Papers and Talks
Editor's Note

The Summer School of Linguistics, 1970, was held in Mysore City under the joint auspices of the Linguistics Society of India, University of Mysore and Central Institute of Indian Languages, with generous financial assistance from the University Grants Commission.

During the School, a two-day seminar was organized and the registrabts, the faculty members and members of the staff of CIIL were invited to present their papers. Most of the papers in this volume were thus presented in this seminar. The emphasis was on India as a Linguistics area with the aim of identifying Regional Universals of Indian languages which include four important language families of the world. Most of these papers on Regional Universals concentrated on a single category of grammar, namely 'Negation', and tried to describe it in terms of its form, function and process as found in several Indian languages. The paper on Sindhi Negation by Dr. Khubchandani which was not presented in the seminar is also included here because of its relevance to the subject matter under investigation. A few other papers had language families as scope for their study. It was hoped that a beginning like this would encourage Indian linguists to study systematically the Regional Universals of Indian languages. The theoretical model of description to be followed was left to the choice of participating scholars and thus this has resulted in the application of several currently available models to the aspects of Negation in Indian languages.

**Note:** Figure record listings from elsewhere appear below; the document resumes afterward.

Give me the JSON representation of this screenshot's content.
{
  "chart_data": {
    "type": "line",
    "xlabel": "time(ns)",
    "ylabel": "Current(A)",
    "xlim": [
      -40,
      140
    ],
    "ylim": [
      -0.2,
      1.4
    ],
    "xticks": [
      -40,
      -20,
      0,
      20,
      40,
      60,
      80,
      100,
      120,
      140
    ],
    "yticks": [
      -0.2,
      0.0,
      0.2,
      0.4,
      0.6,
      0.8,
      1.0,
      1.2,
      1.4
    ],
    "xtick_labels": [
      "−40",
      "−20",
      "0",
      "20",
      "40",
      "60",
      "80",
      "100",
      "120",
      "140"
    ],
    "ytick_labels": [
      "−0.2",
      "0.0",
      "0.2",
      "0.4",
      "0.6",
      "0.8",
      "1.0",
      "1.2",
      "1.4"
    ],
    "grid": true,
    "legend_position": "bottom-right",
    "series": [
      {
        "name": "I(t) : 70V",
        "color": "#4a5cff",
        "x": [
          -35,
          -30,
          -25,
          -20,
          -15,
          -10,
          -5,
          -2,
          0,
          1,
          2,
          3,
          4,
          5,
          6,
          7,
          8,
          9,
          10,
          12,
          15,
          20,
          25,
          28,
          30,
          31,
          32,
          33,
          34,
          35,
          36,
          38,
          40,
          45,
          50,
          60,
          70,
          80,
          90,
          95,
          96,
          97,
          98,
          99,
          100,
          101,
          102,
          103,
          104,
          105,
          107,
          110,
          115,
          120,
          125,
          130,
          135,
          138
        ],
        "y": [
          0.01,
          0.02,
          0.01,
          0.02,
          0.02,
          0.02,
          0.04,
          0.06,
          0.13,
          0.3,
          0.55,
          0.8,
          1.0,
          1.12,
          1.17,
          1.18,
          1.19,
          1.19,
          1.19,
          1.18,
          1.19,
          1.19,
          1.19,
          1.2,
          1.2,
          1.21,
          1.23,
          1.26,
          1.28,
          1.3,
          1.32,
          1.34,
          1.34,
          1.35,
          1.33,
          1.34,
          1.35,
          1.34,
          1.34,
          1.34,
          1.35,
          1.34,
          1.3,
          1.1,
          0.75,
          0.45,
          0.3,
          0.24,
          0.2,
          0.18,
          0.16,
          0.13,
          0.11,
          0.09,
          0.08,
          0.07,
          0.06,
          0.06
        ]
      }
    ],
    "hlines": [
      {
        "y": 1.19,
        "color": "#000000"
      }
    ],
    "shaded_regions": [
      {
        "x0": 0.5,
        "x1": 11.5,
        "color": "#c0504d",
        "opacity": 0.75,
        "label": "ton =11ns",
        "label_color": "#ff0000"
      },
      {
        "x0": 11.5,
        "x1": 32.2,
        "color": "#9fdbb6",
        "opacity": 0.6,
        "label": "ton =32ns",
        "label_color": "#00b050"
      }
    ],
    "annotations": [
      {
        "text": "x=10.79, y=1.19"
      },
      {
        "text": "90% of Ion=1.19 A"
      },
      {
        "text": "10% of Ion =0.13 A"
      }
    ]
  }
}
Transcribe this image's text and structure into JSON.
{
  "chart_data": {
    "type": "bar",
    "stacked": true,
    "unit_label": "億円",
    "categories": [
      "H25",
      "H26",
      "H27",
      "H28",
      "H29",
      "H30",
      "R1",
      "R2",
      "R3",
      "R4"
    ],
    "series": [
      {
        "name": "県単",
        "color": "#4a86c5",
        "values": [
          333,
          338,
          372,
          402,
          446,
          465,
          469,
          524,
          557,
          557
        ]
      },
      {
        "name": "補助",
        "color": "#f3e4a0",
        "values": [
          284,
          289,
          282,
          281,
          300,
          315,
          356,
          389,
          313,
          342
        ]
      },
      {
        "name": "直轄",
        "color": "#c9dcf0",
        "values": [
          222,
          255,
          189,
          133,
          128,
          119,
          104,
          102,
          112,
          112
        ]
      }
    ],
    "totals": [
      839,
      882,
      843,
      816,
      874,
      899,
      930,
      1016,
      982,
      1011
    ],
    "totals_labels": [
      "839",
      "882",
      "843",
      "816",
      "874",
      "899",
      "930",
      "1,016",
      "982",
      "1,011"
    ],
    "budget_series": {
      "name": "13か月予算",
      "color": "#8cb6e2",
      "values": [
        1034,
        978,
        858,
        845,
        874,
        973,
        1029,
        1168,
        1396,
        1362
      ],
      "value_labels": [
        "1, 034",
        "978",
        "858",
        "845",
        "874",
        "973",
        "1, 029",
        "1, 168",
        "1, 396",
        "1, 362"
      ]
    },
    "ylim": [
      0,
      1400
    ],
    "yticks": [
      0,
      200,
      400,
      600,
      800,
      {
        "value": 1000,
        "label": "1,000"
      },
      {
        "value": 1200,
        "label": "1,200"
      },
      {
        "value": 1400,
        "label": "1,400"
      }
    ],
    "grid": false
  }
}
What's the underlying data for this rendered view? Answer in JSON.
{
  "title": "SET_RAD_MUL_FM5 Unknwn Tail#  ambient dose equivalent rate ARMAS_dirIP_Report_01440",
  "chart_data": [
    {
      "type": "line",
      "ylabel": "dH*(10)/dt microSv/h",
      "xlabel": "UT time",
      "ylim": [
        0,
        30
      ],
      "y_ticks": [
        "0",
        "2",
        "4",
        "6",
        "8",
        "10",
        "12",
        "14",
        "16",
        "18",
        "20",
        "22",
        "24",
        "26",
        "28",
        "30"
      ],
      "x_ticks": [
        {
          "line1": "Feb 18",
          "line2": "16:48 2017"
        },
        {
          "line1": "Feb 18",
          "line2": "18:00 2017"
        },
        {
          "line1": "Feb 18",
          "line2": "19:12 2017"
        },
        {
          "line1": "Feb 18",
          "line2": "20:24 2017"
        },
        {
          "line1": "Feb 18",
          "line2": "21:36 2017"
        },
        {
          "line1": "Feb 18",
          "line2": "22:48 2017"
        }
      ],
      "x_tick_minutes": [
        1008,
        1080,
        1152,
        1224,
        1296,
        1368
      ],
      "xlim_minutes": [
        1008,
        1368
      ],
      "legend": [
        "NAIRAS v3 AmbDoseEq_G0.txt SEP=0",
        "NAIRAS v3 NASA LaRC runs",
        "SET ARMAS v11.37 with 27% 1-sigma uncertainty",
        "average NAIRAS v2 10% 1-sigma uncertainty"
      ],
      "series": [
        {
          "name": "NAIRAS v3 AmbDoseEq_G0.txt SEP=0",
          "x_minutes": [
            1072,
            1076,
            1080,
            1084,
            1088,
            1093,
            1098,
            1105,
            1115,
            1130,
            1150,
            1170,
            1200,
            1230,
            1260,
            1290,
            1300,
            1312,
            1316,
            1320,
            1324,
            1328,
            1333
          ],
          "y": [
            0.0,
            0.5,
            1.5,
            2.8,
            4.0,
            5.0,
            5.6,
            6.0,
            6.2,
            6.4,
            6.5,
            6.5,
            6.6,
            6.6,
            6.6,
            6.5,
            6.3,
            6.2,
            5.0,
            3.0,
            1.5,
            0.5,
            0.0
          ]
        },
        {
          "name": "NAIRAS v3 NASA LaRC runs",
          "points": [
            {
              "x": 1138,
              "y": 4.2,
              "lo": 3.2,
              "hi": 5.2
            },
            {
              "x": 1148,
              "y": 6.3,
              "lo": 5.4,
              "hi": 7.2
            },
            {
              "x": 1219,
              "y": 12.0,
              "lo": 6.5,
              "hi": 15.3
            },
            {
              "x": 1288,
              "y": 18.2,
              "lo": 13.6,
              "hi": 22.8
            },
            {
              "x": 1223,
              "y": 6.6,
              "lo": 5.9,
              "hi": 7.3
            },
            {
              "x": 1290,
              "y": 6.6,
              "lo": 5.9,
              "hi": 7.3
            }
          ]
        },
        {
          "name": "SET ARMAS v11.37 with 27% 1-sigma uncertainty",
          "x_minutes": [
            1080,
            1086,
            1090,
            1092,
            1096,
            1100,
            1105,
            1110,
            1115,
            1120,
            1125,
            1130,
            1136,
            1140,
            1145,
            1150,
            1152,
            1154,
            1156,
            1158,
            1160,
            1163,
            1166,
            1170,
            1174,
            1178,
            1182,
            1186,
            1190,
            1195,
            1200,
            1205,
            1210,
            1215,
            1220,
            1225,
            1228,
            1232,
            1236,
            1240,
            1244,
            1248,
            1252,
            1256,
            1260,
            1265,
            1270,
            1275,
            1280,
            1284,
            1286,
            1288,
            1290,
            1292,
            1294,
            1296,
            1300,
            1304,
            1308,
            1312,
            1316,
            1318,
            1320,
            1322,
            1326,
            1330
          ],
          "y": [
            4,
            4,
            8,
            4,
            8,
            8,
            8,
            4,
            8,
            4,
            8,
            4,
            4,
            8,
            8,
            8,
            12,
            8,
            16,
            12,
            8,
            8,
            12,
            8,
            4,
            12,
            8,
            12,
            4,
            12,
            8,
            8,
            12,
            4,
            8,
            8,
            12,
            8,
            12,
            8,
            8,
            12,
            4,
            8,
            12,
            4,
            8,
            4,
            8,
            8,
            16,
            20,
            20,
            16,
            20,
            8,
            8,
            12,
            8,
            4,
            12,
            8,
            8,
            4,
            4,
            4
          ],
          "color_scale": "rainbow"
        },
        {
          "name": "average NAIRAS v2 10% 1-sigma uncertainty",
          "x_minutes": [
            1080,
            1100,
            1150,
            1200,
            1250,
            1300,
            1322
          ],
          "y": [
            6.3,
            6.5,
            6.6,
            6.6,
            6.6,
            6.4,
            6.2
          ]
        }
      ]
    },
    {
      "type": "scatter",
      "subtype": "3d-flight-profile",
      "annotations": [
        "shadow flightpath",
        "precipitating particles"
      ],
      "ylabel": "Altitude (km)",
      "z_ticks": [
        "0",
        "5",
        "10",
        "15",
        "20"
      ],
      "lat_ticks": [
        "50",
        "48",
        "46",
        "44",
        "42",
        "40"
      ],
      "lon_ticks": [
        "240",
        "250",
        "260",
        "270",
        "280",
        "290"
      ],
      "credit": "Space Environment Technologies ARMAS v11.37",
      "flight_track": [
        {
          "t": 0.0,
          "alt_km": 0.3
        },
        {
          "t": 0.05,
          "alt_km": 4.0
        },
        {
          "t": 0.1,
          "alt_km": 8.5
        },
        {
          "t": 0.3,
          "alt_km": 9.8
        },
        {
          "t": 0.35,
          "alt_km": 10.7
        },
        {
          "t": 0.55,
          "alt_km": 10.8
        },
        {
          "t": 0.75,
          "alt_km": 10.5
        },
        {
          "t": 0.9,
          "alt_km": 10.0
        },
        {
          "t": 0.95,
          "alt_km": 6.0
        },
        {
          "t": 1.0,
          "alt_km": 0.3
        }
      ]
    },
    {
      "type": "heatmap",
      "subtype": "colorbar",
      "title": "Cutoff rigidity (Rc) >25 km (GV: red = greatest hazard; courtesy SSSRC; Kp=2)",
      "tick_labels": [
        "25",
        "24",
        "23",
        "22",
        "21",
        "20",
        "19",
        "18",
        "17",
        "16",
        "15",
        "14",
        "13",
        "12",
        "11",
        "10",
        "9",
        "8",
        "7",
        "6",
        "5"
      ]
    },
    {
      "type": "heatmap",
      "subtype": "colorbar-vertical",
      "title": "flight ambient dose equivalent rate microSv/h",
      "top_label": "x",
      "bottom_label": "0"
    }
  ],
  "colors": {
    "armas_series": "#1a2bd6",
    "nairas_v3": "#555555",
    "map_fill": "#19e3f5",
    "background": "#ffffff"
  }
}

The basic theoretic and methodological issues involved in the investigation of language universals are manifold. A systematic treatment of these issues is available in Universals of Language edited by J. H. Greenberg. This volume is based more or less on the dictum of Bloomfield in his classic Language that 'the only useful generalizations about language are inductive generalizations'. A different approach is available in Chomsky's Aspects of the Theory of Syntax (and repeated elsewhere) which proposes to divide linguistic universals into two categories namely formal universals that determine the structure of grammars and the form and organization of rules, and substantive universals that define the sets of elements that may figure in particular grammars. Though these approaches were noted in the discussion which ensured after the presentation of papers on Negation, the papers presented in the seminar aimed mostly at providing data which could be profitably used at a later stage for arriving at generalizations about universals of Indian languages on a regional basis.

The second set of papers were presented in the seminar by the registrants. These ranged from the study of historical inscriptions to dialectal studies and reflected in a general way the areas of interests of the registrants.

A notable features of the School was the series of lectures delivered by several visiting scholars. These scholars were requested to send a formal version of their request are also included in this volume.

We are grateful to the University Grants Commission for their generous financial assistance to the Summer School, which originally did not envisage he publication of a volume like this. Subsequently the UGC extended financial assistance for the publication of this volume and we are grateful to the UGC for this kind gesture.